Hal asks a very good question: “When is the right time to insert the loss function?” In particular, should it be used at testing time or at training time?

When the world imposes a loss on us, the standard Bayesian recipe is to predict the (conditional) probability of each possibility and then choose the possibility which minimizes the expected loss. In contrast, as the confusion over “loss = money lost” or “loss = the thing you optimize” might indicate, many people ignore the Bayesian approach and simply optimize their loss (or a close proxy for their loss) over the representation on the training set.

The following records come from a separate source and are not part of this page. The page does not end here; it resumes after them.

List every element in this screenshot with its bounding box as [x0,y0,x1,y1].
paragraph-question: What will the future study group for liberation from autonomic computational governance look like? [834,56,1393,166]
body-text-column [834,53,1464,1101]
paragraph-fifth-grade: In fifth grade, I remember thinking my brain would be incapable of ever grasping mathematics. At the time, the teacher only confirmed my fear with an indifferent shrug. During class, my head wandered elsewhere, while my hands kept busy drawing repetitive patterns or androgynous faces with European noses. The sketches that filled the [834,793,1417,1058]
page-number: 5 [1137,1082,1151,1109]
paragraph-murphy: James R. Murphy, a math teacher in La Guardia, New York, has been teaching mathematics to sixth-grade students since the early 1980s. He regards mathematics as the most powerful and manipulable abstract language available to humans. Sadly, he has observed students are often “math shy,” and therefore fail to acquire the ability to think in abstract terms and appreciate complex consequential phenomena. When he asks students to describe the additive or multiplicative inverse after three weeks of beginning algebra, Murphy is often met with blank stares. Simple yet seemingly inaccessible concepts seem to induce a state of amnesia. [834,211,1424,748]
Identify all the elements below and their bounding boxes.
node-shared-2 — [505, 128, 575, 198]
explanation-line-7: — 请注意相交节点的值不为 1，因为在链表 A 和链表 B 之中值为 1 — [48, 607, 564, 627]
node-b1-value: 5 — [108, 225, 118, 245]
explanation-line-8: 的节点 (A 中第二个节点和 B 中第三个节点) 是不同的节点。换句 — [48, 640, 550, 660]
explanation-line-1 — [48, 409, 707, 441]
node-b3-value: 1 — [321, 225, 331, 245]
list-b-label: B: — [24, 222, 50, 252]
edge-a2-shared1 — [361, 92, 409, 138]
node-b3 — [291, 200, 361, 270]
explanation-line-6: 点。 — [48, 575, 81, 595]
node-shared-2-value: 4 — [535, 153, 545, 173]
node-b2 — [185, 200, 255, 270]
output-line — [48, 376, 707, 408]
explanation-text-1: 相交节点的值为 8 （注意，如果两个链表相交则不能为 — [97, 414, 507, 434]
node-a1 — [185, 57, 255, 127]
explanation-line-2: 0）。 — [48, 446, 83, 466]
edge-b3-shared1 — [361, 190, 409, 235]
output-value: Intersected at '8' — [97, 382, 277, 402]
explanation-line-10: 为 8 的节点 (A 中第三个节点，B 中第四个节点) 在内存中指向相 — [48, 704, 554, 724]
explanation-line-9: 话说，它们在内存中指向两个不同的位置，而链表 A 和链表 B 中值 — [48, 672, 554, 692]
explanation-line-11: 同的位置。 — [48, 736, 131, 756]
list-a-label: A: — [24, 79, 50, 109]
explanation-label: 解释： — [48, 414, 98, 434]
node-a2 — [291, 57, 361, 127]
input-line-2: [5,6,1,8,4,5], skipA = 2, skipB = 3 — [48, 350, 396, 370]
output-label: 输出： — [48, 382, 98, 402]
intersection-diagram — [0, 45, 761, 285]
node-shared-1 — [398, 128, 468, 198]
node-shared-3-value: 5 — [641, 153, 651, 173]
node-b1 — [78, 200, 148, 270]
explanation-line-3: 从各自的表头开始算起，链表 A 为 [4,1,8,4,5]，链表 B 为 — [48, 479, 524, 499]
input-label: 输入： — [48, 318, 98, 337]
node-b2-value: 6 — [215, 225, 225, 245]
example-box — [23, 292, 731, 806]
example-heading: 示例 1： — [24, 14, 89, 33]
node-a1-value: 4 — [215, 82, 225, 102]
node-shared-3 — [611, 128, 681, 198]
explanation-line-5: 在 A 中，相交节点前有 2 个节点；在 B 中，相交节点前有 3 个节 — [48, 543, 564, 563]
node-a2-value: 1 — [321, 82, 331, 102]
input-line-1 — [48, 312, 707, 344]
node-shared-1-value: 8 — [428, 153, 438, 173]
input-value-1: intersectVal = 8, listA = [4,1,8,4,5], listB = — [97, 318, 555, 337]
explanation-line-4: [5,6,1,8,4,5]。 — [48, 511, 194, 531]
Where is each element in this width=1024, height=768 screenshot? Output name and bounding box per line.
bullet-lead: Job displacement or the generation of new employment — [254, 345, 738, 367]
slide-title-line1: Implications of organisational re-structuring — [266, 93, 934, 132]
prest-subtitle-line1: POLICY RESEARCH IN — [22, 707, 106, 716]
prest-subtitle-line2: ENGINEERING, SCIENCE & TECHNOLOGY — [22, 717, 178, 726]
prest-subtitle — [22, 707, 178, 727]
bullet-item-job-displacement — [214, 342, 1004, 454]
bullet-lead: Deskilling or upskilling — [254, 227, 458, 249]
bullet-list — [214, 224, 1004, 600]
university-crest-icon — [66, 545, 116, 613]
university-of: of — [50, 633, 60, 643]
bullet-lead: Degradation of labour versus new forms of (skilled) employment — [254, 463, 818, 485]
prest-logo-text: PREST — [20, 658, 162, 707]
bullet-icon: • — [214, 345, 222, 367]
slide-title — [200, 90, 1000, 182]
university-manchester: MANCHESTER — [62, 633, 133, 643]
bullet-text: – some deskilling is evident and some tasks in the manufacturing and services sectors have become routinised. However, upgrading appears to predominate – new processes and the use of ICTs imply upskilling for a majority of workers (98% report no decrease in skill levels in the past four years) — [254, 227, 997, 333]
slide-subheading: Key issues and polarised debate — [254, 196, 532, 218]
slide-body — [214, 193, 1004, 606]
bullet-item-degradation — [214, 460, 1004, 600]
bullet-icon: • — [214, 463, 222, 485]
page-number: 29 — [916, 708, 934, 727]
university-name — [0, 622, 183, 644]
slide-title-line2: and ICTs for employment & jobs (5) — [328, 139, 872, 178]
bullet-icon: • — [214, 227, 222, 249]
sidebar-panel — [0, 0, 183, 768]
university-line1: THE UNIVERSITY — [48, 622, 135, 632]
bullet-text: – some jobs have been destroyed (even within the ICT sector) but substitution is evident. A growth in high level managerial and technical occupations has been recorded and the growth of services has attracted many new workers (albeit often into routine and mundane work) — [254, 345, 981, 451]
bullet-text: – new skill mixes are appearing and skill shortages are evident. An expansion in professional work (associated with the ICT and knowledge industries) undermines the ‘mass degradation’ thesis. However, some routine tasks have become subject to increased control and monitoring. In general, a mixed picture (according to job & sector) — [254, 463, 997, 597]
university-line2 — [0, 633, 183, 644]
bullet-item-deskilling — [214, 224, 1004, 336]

The best answer I can give is “it’s unclear, but I prefer optimizing the loss at training time”. My experience is that optimizing the loss in the most direct manner possible typically yields best performance. This question is related to a basic principle which both Yann LeCun(applied) and Vladimir Vapnik(theoretical) advocate: “solve the simplest prediction problem that solves the problem”. (One difficulty with this principle is that ‘simplest’ is difficult to define in a satisfying way.)

One reason why it’s unclear is that optimizing an arbitrary loss is not an easy thing for a learning algorithm to cope with. Learning reductions (which I am a big fan of) give a mechanism for doing this, but they are new and relatively untried.

Drew Bagnell adds: Another approach to integrating loss functions into learning is to try to re-derive ideas about probability theory appropriate for other loss functions. For instance, Peter Grunwald and A.P. Dawid present a variant on maximum entropy learning. Unfortunately, it’s even less clear how often these approaches lead to efficient algorithms.

Maximum Margin Mismatch?

John makes a fascinating point about structured classification (and slightly scooped my post!). Maximum Margin Markov Networks (M3N) are an interesting example of the second class of structured classifiers (where the classification of one label depends on the others), and one of my favorite papers. I’m not alone: the paper won the best student paper award at NIPS in 2003.

There are some things I find odd about the paper. For instance, it says of probabilistic models

“cannot handle high dimensional feature spaces and lack strong theoretical guarrantees.”

I’m aware of no such limitations. Also:

“Unfortunately, even probabilistic graphical models that are trained discriminatively do not achieve the same level of performance as SVMs, especially when kernel features are used.”

This is quite interesting and contradicts my own experience as well as that of a number of people I greatly
respect. I wonder what the root cause is: perhaps there is something different about the data Ben+Carlos were working with?

The elegance of M3N, I think, is unrelated to this probabilistic/margin distinction. M3N provided the first implementation of the margin concept that was computationally efficient for multiple output variables and provided a sample complexity result with a much weaker dependence than previous approaches. Further, the authors carry out some nice experiments that speak well for the practicality of their approach. In particular, M3N’s outperform Conditional Random Fields (CRFs) in terms of per-variable (Hamming) loss. And I think this gets us to the crux of the matter, and ties back to John’s post. CRFs are trained by a MAP approach that is effectively per sequence, while the loss function at run time we care about is per variable.

The mismatch the post title refers to is that, at test time, M3N’s are viterbi decoded: a per sequence decoding. Intuitively, viterbi is an algorithm that only gets paid for its services when it classifies an entire sequence correctly. This seems an odd mismatch, and makes one wonder: How well does a per-variable approach like the variable marginal likelihood approach mentioned previously of Roweis,Kakade, and Teh combined with runtime belief propagation compare with the M3N procedure? Does the mismatch matter, and if so, is there a more appropriate decoding procedure like BP, appropriate for margin-trained methods? And finally, it seems we need to answer John’s question convincingly: if you really care about per-variable probabilities or classifications, isn’t it possible that structuring the output space actually hurts? (It seems clear to me that it can help when you insist on getting the entire sequence right, although perhaps others don’t concur with that.)